Gas alam, lanjut Godang, sebagian besar terdiri dari metana, yang merupakan bahan baku petrokimia paling penting. Metana (CH₄) digunakan sebagai sumber hidrogen melalui proses untuk menghasilkan amonia, yang kemudian digunakan untuk produksi pupuk (urea) dan bahan kimia lainnya.

Namun, tidak sekadar menjadikan pupuk, gas alam juga dapat dimanfaatkan dalam produksi amonia.

“Amonia merupakan komponen kunci dalam pembuatan pupuk urea, yang sangat penting untuk sektor pertanian global. Proses ini melibatkan kombinasi nitrogen dari udara dengan hidrogen dari metana dalam gas alam,” jelas Godang.

Gas alam, lanjutnya, juga dapat diubah menjadi metanol, yang merupakan salah satu bahan kimia dasar penting dalam industri petrokimia. Metanol dapat digunakan untuk pembuatan formaldehida, yang digunakan dalam produksi resin, perekat, dan plastik.
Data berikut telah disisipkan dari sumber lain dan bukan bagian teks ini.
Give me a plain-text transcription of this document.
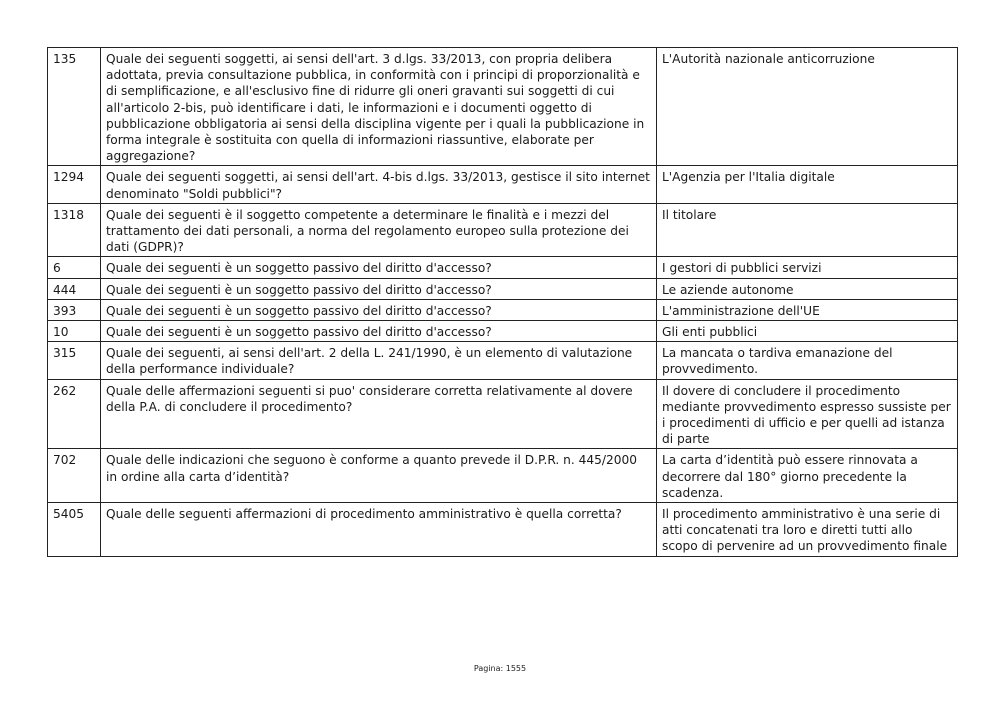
135	Quale dei seguenti soggetti, ai sensi dell'art. 3 d.lgs. 33/2013, con propria delibera adottata, previa consultazione pubblica, in conformità con i principi di proporzionalità e di semplificazione, e all'esclusivo fine di ridurre gli oneri gravanti sui soggetti di cui all'articolo 2-bis, può identificare i dati, le informazioni e i documenti oggetto di pubblicazione obbligatoria ai sensi della disciplina vigente per i quali la pubblicazione in forma integrale è sostituita con quella di informazioni riassuntive, elaborate per aggregazione?	L'Autorità nazionale anticorruzione
1294	Quale dei seguenti soggetti, ai sensi dell'art. 4-bis d.lgs. 33/2013, gestisce il sito internet denominato "Soldi pubblici"?	L'Agenzia per l'Italia digitale
1318	Quale dei seguenti è il soggetto competente a determinare le finalità e i mezzi del trattamento dei dati personali, a norma del regolamento europeo sulla protezione dei dati (GDPR)?	Il titolare
6	Quale dei seguenti è un soggetto passivo del diritto d'accesso?	I gestori di pubblici servizi
444	Quale dei seguenti è un soggetto passivo del diritto d'accesso?	Le aziende autonome
393	Quale dei seguenti è un soggetto passivo del diritto d'accesso?	L'amministrazione dell'UE
10	Quale dei seguenti è un soggetto passivo del diritto d'accesso?	Gli enti pubblici
315	Quale dei seguenti, ai sensi dell'art. 2 della L. 241/1990, è un elemento di valutazione della performance individuale?	La mancata o tardiva emanazione del provvedimento.
262	Quale delle affermazioni seguenti si puo' considerare corretta relativamente al dovere della P.A. di concludere il procedimento?	Il dovere di concludere il procedimento mediante provvedimento espresso sussiste per i procedimenti di ufficio e per quelli ad istanza di parte
702	Quale delle indicazioni che seguono è conforme a quanto prevede il D.P.R. n. 445/2000 in ordine alla carta d’identità?	La carta d’identità può essere rinnovata a decorrere dal 180° giorno precedente la scadenza.
5405	Quale delle seguenti affermazioni di procedimento amministrativo è quella corretta?	Il procedimento amministrativo è una serie di atti concatenati tra loro e diretti tutti allo scopo di pervenire ad un provvedimento finale
Pagina: 1555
“Kalau selama ini metanol dijadikan sebagai bahan bakar alternatif atau campuran bahan bakar, ternyata metanol juga bisa digunakan dalam pembuatan bahan kimia petrokimia lainnya seperti asam asetat dan MTBE (metil tersier butil eter), yang digunakan sebagai aditif bahan bakar,” ungkap Godang.

Di lapangan migas, ungkap Godang, terdapat gas flaring. Gas flaring, yaitu gas yang terbuang dari proses produksi minyak bumi, juga dapat dimanfaatkan untuk industri petrokimia.
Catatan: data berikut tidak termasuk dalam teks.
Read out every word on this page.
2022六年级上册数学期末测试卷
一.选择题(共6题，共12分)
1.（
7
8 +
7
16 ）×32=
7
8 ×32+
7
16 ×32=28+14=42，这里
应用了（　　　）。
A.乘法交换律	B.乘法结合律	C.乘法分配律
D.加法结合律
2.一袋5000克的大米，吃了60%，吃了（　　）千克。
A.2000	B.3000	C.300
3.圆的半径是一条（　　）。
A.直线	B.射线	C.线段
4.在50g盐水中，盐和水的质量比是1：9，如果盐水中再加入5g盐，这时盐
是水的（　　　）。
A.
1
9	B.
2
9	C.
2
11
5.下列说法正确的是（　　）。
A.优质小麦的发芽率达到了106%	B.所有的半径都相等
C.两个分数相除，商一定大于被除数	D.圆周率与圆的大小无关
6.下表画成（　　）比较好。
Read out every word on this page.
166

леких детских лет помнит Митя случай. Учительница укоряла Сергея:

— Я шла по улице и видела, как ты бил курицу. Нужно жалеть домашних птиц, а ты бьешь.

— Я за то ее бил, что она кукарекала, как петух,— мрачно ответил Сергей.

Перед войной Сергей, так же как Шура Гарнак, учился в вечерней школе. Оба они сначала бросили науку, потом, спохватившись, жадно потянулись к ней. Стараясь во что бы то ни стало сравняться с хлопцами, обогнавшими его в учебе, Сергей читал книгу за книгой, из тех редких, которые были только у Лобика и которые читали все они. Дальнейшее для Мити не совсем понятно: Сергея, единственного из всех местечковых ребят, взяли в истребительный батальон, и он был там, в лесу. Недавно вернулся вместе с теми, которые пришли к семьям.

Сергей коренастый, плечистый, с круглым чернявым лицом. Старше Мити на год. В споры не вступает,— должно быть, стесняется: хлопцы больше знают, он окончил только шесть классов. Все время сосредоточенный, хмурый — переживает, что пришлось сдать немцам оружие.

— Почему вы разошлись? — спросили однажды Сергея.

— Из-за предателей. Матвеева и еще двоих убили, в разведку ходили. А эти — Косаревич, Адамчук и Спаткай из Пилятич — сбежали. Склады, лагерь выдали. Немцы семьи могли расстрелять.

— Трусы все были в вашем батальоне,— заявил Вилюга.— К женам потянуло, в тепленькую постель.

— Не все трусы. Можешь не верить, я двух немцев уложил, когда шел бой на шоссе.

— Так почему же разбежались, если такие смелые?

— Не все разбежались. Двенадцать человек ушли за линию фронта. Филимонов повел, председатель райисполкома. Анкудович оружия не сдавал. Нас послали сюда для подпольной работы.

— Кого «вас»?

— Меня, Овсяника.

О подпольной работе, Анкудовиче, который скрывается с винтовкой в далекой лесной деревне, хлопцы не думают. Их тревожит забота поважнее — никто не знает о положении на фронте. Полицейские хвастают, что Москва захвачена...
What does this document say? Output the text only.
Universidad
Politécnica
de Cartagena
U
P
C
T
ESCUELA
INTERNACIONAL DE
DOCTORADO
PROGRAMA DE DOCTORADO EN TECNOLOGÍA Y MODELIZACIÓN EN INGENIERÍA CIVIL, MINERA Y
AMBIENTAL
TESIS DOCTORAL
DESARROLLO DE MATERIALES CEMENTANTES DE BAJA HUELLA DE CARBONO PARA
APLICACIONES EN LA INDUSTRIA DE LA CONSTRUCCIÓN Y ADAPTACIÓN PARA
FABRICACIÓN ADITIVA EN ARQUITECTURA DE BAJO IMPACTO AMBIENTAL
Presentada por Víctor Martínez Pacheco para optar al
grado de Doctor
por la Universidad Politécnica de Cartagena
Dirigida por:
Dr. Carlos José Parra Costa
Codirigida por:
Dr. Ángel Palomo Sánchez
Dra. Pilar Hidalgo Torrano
“Alih-alih dibakar dan mencemari lingkungan, gas ini dapat dikumpulkan dan diolah menjadi produk kimia seperti metanol atau amonia. Teknologi baru dalam menangkap dan mengonversi gas buangan dapat meningkatkan efisiensi produksi petrokimia dan mengurangi emisi karbon,” tuturnya.

Gas alam, ucap Godang, mengandung etana dan propana yang dapat digunakan sebagai bahan baku untuk produksi etilena melalui proses steam cracking. Etilena adalah bahan kimia dasar untuk pembuatan polietilena (plastik), etilen oksida (untuk pembuatan deterjen dan pelarut), serta etilen glikol (untuk pembuatan antifreeze dan polyester).

Selain sebagai bahan baku, gas alam juga sering digunakan sebagai sumber energi dalam proses petrokimia. Proses yang memerlukan suhu tinggi, seperti cracking atau reforming, biasanya menggunakan gas alam sebagai bahan bakar karena efisiensi dan rendahnya emisi karbon dibandingkan dengan batubara atau minyak.

Gas alam cair (LNG) juga dapat dimanfaatkan sebagai bahan baku untuk berbagai produk petrokimia, terutama di wilayah yang jauh dari sumber gas. LNG diubah kembali menjadi bentuk gas untuk digunakan dalam berbagai proses petrokimia, terutama untuk memproduksi amonia, metanol, dan olefin.

Membangun Komplek Petrokimia

Dalam pemanfaatan gas bagi petrokimia, teknologi yang dapat mengurangi emisi karbon dan meningkatkan efisiensi energi menjadi semakin penting. Teknologi seperti carbon capture, utilization, and storage (CCUS) memungkinkan emisi dari proses petrokimia berbasis gas alam untuk ditangkap dan dimanfaatkan kembali. Selain itu, pengembangan teknologi pemrosesan yang lebih efisien, seperti penggunaan katalis berbasis gas alam, juga dapat mengurangi dampak lingkungan.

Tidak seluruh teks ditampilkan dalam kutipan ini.